Gruden on the Raiders: ‘I know it gets ugly at times’

   OAKLAND, Calif.—This wasn’t in the script for Jon Gruden. He was supposed to return to Oakland, and with his smile and style, make his team wow us on the field as he did for years in the ESPN booth.

  Did you hear or read anything negative when he took the head coaching job last winter?

  Things have not gone well at all. In fact they’ve gone terribly. The Raiders are 1-6 after their, 42-38, defeat by the Indianapolis Colts at the Coliseum on Sunday and nit-picking fills the room, which is understandable.

   Another TV broadcaster who also was a Raider coach John Madden, would tell us “Winning is a great deodorant.”  But when you don’t win the odor, real or imagined, is very prevalent.

   The smallest items grow enormously, in proportion to the losses.

 First there was trade before the season of arguably Oakland’s best player, defensive end Khalil Mack. Then last week, the Raiders saw off another star, Amari Cooper, the receiver.  After that the story, or rumor, quarterback Derek Carr had lost the respect of the team.

  If the Raiders were any good, that stuff would be trivial. But they’re not any good.  So the trivial becomes monumental, and the head coach and the quarterback become the focus. And controversial.

  “I don’t know where the controversy is coming from,” said Gruden, whose defense against the media was probably a bit more effective than his team’s against the Colts.
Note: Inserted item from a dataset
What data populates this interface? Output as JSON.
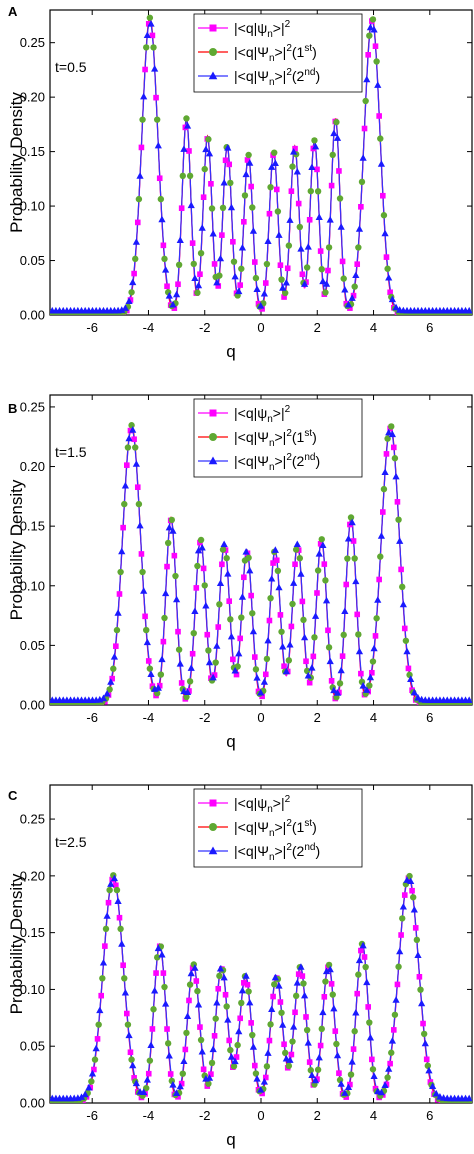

Indy rolled up 461 yards, compared to Oakland’s 347.

  “The reality is we made a trade,” said Gruden alluding to the deal that sent Cooper, the receiver, to Dallas for a first-round draft pick. “I don’t think it hurt the offense, and I hope Amari Cooper does great. We need to address this roster, and we’re doing the best we can, but I’m not going to keep talking about the critics because we’ve got to get better in a lot of areas.”

  Indeed. Carr played maybe his best game of the year—was it in response to the knocks and questions?—but the defense, as almost every game, was a disaster.  The first quarter, the Colts got the ball and kept it and kept it, 14 minutes 4 seconds out of the total 15.

    “I know it gets ugly at times,” said Gruden, “but in a lot of ways I’m excited about the future.”

  It was George Allen coaching the Washington Redskins who insisted, “The future is now.” True, you need plan for the coming seasons, but with the Raiders moving to Las Vegas in two years it’s doubtful the fans in Oakland—and they awoke for a few loud sessions Sunday—are concerned with 2020 and beyond.

  To the Raiders credit, after trailing 10-0 almost instantly, they worked their way to a 28-21 third quarter lead. But there’s that problem with the defense, especially against a quarterback named Andrew Luck, the overall No. 1 pick, out of Stanford, in the 2011draft. He was 22 of 31 for 339 yards and three touchdowns.

  And there were those agonizing mistakes, rookie punter Johnny Townsend kicking one only 25 yards in the fourth quarter, with the score tied 28-28, and running back  Doug Martin, subbing for the injured Marshawn Lynch,  losing a fumble the first scrimmage play after the Colts went in front, 35-28.

  That’s what happens to bad teams and the reason they are bad teams.

  Carr, throwing for three touchdowns and sneaking a yard for a fourth, was asked if he had been particularly motivated because of the stories about him during the week.

  “No,” said Carr, “I’m the same every day. “I had to answer  some funny questions this week, but I know you guys have to do your jobs. It’s nothing personal. It I’m being honest, as a human, it’s hard.

 “There was nothing that was different in my mindset. I’m already a pretty fiery guy . . . My goodness, enough is enough. The best part of my day Wednesday, media day, was to get back on the field and play football. “

  He was back again Sunday, doing well enough, but the Raiders also were back losing again.

  “It’s tough,” said Jon Gruden.  Tougher than anyone believed it would be.